I sat back on my haunches and looked down at yet another minion of hell. “That so-called doctor will talk,” I said. “The doctor who took those kids into a lab at night and cut them up like stew meat. And we’ll make sure the story’s out there, so no bureaucrats can pull any more rugs over this mess. But first we have to find Grinny and the rest of them.”
“Prison’s not good enough,” she said.
“Yes, it will be,” I said. “If he gets life, they’ll have to box him up so the rest of the cons can’t get to him. He’ll live in an eight-by-six concrete room for the rest of his life. And if he gets the needle, he still gets to live in that box for a decade or so, only this time in the death house. Our killing him would be a mercy, and this bastard doesn’t deserve mercy of any kind.”
I stood up and pulled her back from the lip of the lava tube. “What are we going to do right now?” she said.
“We’re going to go back to our camp and check on Mose. Then we’ll fire that EPIRB. For this mess, we need a crowd.”
“And him?”
“Let him hang for a while.”
We lowered Nathan back down to midway in the tube and then tied him off.
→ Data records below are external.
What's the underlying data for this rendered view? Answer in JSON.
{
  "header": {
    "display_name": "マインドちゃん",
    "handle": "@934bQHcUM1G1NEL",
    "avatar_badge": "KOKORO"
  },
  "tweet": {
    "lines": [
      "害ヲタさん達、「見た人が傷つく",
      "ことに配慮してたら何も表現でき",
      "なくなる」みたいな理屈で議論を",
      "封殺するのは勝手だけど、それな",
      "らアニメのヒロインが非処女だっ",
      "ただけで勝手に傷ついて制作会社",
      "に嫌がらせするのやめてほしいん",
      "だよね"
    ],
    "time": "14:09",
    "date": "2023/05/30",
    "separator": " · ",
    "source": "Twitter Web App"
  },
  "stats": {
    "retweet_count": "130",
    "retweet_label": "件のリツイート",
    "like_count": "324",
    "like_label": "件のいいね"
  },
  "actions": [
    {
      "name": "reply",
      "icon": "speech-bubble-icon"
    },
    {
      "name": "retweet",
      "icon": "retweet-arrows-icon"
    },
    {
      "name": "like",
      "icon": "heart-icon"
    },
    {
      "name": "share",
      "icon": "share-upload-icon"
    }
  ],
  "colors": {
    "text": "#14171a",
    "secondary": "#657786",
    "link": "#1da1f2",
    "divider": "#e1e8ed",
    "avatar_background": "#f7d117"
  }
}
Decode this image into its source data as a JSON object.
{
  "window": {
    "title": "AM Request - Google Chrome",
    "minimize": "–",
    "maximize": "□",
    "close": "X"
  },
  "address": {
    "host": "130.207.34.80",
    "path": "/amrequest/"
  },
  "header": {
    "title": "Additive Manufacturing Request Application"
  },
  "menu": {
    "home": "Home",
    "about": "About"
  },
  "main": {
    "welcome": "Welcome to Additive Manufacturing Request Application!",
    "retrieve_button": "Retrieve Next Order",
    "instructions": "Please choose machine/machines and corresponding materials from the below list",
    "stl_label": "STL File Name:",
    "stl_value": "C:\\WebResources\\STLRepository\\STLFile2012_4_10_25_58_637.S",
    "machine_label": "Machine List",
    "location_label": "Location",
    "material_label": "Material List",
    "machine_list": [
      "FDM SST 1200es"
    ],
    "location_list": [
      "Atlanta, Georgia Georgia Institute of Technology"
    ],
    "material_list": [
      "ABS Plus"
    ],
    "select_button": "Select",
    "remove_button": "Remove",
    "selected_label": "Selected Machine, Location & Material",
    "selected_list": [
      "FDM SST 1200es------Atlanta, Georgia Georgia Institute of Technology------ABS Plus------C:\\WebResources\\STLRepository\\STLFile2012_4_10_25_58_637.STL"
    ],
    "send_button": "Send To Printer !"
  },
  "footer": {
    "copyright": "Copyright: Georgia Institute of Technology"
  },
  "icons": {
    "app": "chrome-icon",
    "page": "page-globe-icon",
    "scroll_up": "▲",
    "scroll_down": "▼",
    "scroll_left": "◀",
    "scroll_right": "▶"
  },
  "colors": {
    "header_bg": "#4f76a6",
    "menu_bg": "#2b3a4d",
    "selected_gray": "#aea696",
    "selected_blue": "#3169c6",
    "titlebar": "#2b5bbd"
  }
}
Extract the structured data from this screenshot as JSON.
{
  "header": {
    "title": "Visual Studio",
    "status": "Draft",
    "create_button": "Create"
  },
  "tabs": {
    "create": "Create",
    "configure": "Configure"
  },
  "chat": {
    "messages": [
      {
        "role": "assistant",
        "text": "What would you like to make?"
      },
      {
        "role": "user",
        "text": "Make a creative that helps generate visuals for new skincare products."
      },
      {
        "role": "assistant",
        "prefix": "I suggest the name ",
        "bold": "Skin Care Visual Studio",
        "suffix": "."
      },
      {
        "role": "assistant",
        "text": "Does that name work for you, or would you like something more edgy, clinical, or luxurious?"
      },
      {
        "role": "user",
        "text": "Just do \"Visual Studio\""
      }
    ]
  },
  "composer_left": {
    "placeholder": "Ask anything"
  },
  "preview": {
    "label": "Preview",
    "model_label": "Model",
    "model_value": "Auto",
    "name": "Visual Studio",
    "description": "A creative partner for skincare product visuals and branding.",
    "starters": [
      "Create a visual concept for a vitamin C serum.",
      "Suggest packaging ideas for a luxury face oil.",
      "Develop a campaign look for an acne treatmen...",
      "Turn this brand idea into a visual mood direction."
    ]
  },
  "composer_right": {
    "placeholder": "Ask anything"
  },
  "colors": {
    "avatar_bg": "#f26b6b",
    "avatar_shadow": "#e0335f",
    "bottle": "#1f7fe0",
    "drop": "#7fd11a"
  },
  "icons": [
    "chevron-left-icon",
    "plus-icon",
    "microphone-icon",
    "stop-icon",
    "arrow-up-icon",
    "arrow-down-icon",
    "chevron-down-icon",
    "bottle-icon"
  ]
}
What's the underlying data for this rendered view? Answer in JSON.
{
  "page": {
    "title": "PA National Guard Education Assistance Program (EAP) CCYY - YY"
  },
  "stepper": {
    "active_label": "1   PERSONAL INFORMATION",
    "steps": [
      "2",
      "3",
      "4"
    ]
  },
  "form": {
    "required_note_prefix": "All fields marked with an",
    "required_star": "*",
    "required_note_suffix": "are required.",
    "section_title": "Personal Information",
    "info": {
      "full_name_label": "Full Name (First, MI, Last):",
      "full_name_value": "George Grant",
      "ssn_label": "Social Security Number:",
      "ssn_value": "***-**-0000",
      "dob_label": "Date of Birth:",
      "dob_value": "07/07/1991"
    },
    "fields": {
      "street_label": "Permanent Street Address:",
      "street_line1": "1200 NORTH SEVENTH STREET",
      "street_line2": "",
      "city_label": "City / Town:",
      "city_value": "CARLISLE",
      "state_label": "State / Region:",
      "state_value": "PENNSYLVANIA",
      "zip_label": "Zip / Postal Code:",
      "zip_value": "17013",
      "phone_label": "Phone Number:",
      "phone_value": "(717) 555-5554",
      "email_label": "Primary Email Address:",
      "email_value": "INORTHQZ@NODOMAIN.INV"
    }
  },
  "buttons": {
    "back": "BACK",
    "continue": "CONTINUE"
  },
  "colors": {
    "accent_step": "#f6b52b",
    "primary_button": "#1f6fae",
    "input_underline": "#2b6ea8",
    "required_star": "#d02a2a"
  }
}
A crowd was what we got. The first helicopter arrived right at the end of the two-hour response window, as advertised. He couldn’t land, but he did put down a rescue paramedic. While the bird flew around in lazy circles overhead, we explained what we had on the ground and that we needed Sam King and his SBI team here in a hurry, preferably before dark. Carrie did most of the talking. The medic checked Mose out and said he was stable and qualified for air transport. The helo came in and they did a rescue hoist. Mose was shocky from that big whack in the chest, but he managed a grin at Carrie, who held his hand until the hoist was ready.
Then the shepherds and I went back to the ambush site to mark the location of the two bodies there. Carrie stayed back at our camp. The paramedic had left her a radio, and she briefed the rescue pilots as they flew back to the nearest hospital on what to tell the cops. Then, while we waited for the SBI, we went back down to Nathan’s camp near the lava tube.